Trata-se de uma pesquisa à qual o autor se dedicou por 17 anos e os dados recolhidos (em fontes dignas de crédito, fundamentalmente órgãos da administração pública norte-americana) referem-se às 70 maiores empresas dos Estados Unidos (operantes na manufatura, mineração e atividades mercantis) e aos anos 1929-1949. Examinando a listagem das empresas (obviamente, gigantes monopolistas), o leitor encontrará várias com as quais tem, ou já teve, alguma relação – só gente fina: Chrysler, DuPont, Ford, General Eletric, General Motors, Goodyear, Kodak, Procter & Gamble, Singer, Union Carbide, Westinghouse…
Sutherland trabalha com a seguinte caracterização do seu objeto: “Crime de colarinho branco pode ser definido aproximadamente como um crime cometido por uma pessoa de respeitabilidade e alto status social no curso de sua atividade” (p.33-34). É uma caracterização bem pouco determinada (note-se o “aproximadamente”) – mas estamos lidando com um típico sociólogo acadêmico norte-americano da primeira metade do século XX… Contudo, o elenco dos crimes que tipifica é mais preciso: restrição de comércio, uso de rebate (preços discriminatórios), violação de direitos autorais (patentes, marcas), propaganda enganosa, violação de direitos trabalhistas, manipulação financeira e violação das leis de guerra (lembre-se do período em que a pesquisa foi realizada) – todos passíveis de sanção.
Pois bem: com a meticulosidade própria de um empirista sério, Sutherland – auxiliado por estudantes de graduação (da Universidade de Indiana, da qual foi docente entre 1935-1949) – recolhe, das 70 empresas, todas as violações cometidas e registradas, discriminando-as segundo os crimes elencados e apresentando os dados pertinentes (empresa, crime, processos criminais federais e estaduais etc.). O trabalho dispendido na recolha e no tratamento quantitativo e classificatório dos dados foi exaustivo e meritório; se o leitor duvida dessa avaliação, dê uma olhada no livro – verificará que tenho alguma razão.

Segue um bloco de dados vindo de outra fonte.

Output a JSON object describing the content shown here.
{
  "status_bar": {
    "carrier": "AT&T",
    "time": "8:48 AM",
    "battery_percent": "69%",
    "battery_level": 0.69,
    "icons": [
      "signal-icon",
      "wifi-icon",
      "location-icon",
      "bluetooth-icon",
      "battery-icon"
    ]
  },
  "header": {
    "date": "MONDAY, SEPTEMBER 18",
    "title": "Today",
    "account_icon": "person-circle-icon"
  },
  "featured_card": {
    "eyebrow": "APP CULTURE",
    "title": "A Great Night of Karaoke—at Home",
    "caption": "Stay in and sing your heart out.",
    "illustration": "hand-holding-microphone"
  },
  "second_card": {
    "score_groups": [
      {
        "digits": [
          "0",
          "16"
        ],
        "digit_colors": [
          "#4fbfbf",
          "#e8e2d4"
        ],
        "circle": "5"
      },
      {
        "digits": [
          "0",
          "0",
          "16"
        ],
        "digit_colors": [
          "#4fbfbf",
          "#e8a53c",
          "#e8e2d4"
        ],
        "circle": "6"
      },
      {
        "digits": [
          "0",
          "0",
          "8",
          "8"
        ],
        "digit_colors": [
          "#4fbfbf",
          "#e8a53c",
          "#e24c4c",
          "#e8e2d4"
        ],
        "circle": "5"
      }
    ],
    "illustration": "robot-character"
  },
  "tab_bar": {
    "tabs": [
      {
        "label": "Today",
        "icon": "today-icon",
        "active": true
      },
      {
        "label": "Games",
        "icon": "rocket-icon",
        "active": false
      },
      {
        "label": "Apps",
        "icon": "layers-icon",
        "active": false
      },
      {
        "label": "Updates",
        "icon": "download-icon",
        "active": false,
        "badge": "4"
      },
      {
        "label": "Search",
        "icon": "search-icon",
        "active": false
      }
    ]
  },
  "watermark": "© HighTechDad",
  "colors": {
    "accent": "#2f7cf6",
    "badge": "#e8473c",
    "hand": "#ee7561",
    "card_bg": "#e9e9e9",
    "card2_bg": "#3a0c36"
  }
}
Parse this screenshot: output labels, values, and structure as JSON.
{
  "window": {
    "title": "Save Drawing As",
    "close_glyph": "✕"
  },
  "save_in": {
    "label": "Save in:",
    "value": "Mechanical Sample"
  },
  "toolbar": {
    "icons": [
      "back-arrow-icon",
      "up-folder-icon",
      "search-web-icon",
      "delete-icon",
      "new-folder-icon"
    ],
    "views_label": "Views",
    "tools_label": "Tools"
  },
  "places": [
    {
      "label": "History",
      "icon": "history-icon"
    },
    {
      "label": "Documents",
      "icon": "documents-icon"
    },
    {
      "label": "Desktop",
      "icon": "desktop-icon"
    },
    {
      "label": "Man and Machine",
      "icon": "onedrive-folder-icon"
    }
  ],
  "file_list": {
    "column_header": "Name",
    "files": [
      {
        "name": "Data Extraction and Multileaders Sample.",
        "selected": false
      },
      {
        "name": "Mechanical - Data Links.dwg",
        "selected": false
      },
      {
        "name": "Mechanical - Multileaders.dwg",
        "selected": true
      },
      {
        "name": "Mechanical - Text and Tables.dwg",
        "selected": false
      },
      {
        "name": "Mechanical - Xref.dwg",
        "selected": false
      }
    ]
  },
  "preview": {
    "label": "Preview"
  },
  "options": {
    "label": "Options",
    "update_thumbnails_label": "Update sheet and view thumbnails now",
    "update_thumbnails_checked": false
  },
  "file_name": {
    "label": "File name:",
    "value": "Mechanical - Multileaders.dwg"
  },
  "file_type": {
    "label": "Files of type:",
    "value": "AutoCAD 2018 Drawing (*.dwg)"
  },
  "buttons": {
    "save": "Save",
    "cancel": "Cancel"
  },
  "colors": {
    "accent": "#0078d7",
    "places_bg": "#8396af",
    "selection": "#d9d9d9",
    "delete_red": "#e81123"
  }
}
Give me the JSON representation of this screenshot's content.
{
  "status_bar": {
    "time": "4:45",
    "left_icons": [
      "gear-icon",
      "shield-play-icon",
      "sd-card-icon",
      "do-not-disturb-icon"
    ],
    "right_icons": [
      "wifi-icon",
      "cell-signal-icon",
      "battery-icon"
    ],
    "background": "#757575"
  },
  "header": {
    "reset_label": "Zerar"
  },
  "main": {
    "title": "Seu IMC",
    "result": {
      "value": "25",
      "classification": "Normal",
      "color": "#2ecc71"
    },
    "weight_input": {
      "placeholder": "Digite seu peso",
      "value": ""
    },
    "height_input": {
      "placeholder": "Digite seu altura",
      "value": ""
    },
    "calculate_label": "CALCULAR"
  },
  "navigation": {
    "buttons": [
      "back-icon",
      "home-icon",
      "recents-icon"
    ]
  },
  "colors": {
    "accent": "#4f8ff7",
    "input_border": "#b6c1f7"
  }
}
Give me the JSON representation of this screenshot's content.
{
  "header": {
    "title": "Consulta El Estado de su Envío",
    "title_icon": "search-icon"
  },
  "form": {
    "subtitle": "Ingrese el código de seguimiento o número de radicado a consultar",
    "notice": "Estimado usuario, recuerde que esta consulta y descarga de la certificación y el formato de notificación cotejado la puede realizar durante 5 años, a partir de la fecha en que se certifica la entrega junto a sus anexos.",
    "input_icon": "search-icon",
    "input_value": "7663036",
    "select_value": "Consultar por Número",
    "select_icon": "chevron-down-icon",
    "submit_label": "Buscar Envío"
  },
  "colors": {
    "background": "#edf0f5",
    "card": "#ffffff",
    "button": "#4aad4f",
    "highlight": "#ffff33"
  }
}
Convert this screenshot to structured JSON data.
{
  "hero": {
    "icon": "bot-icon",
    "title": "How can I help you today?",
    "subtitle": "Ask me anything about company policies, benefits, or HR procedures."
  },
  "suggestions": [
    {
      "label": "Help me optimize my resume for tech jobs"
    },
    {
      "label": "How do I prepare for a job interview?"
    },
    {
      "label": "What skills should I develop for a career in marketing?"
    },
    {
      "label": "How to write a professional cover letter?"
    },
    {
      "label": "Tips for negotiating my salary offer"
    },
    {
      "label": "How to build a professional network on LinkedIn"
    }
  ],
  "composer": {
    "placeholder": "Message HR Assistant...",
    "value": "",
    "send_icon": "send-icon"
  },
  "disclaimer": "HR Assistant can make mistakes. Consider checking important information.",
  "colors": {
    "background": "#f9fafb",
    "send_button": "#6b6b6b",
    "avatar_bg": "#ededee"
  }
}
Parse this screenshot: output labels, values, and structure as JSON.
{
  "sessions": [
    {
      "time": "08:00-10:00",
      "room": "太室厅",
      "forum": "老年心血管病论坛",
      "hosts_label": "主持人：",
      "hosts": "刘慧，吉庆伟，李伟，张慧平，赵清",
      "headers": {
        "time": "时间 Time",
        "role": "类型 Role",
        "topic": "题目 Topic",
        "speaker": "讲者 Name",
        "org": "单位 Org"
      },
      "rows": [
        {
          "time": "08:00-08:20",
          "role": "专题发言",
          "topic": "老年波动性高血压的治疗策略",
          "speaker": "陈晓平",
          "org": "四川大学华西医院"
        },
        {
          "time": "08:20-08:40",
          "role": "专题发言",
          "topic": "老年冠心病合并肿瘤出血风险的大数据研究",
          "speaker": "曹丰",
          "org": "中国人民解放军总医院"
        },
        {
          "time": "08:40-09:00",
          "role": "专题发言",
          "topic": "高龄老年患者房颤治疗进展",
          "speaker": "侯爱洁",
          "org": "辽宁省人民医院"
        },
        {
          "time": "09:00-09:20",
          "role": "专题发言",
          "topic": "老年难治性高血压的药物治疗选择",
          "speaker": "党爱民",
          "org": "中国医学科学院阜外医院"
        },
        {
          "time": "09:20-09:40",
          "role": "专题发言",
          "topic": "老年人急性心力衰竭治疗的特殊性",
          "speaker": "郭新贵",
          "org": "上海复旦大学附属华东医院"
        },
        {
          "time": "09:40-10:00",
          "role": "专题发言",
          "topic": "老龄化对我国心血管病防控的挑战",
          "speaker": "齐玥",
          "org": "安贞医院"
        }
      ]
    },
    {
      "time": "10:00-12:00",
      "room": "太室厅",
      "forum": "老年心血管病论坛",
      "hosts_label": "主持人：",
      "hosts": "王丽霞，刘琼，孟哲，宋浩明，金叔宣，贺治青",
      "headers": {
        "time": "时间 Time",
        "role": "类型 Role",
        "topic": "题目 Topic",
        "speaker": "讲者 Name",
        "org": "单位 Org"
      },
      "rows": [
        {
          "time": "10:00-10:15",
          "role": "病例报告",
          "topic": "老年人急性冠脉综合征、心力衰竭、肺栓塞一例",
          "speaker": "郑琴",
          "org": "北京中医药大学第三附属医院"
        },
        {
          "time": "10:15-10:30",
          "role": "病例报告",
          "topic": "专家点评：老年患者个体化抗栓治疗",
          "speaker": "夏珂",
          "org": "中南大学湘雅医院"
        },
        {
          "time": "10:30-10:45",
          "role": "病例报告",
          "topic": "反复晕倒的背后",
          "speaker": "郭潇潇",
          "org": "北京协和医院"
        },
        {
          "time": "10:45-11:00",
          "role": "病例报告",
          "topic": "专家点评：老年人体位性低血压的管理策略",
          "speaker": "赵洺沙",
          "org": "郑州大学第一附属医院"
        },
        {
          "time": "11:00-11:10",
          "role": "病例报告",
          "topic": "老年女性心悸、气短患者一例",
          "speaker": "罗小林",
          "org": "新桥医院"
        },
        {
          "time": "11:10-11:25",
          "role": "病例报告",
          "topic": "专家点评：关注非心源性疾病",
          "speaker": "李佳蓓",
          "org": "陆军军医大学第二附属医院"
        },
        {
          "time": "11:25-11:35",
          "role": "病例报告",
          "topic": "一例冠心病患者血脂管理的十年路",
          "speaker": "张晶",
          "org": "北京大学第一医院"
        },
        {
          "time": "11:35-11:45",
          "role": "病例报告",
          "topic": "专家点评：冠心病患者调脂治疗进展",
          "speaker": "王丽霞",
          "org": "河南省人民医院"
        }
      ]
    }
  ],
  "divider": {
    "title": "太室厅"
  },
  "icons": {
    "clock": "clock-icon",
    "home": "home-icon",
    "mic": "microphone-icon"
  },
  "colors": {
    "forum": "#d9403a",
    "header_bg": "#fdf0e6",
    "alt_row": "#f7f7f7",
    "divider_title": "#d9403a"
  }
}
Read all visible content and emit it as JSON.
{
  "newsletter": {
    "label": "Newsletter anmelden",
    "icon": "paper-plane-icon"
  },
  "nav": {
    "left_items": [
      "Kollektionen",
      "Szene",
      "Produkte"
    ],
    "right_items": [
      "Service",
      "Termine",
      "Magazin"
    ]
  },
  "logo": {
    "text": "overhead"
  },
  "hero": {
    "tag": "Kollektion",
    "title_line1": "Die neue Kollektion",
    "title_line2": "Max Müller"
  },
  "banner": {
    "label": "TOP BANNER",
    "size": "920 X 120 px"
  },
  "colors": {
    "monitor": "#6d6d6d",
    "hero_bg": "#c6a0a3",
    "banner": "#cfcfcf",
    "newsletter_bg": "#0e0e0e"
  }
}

A riqueza dos dados que Sutherland coletou e organizou, porém, contrasta com a pobreza das suas inferências, algumas de extrema platitude. Neste livro, os referenciais teóricos de que ele se vale são de um pauperismo franciscano, o que o conduz a extrair do universo pesquisado implicações que pouco vão além do senso comum. Mas o que é extremamente valioso no seu trabalho é a panorâmica factual que ele oferece da (i/a)moralidade do mercado, (i/a)moralidade, para além da legalidade, que não é específica das empresas monopolistas – como ele mesmo escreve: “Frequentemente se afirma que as grandes empresas seguem mais a lei e são mais honestas do que as pequenas empresas. Nenhuma pesquisa demonstrou a veracidade ou a falsidade desta afirmação” (p. 345). Mas há diferenciais no caso das grandes empresas: seus crimes “não são violações discretas e involuntárias a regulamentos técnicos. Eles são deliberados e têm uma unidade relativamente consistente” (p. 333); e Sutherland mostra como, nelas, se articula internamente a formação dos que praticam os atos criminosos – mostra como a cultura da violação se afirma.
Não espere o leitor de Sutherland a explicação/compreensão da (i/a)moralidade do mercado – em face dela, o liberal honesto que é Sutherland é criticamente muito limitado, ainda que aborde o seu caráter criminoso. No entanto, nem mesmo a sua impotência crítica obscurece o fato de que a moralidade nos negócios mercantis (mais exatamente: capitalistas) é inerentemente imoral ou amoral. O panorama que ele oferece em Crime de colarinho branco. Versão sem cortes é, como panorama, eloquente quanto a isto – portanto, vale a pena lê-lo, especialmente quando, nas circunstâncias atuais do Brasil, os arautos das maravilhas que só o mercado pode realizar enchem a boca para defender a moralidade pública.
Não só enchem a boca: financiam, patrocinam e organizam instituições voltadas para se demonstrarem “socialmente responsáveis”, para divulgar seu “interesse em estabelecer padrões éticos de relacionamento com funcionários, clientes, fornecedores, comunidade, acionistas, poder público e com o meio ambiente”. Não sorria, amável leitor: entre as empresas que “compartilham entre si” esse “compromisso social”, estão a Souza Cruz, a Volkswagen, a Walmart, a Monsanto e a Odebrecht Oil & Gas… – também aqui, como lá em cima, tudo gente muitíssimamente fina e acima de qualquer suspeita…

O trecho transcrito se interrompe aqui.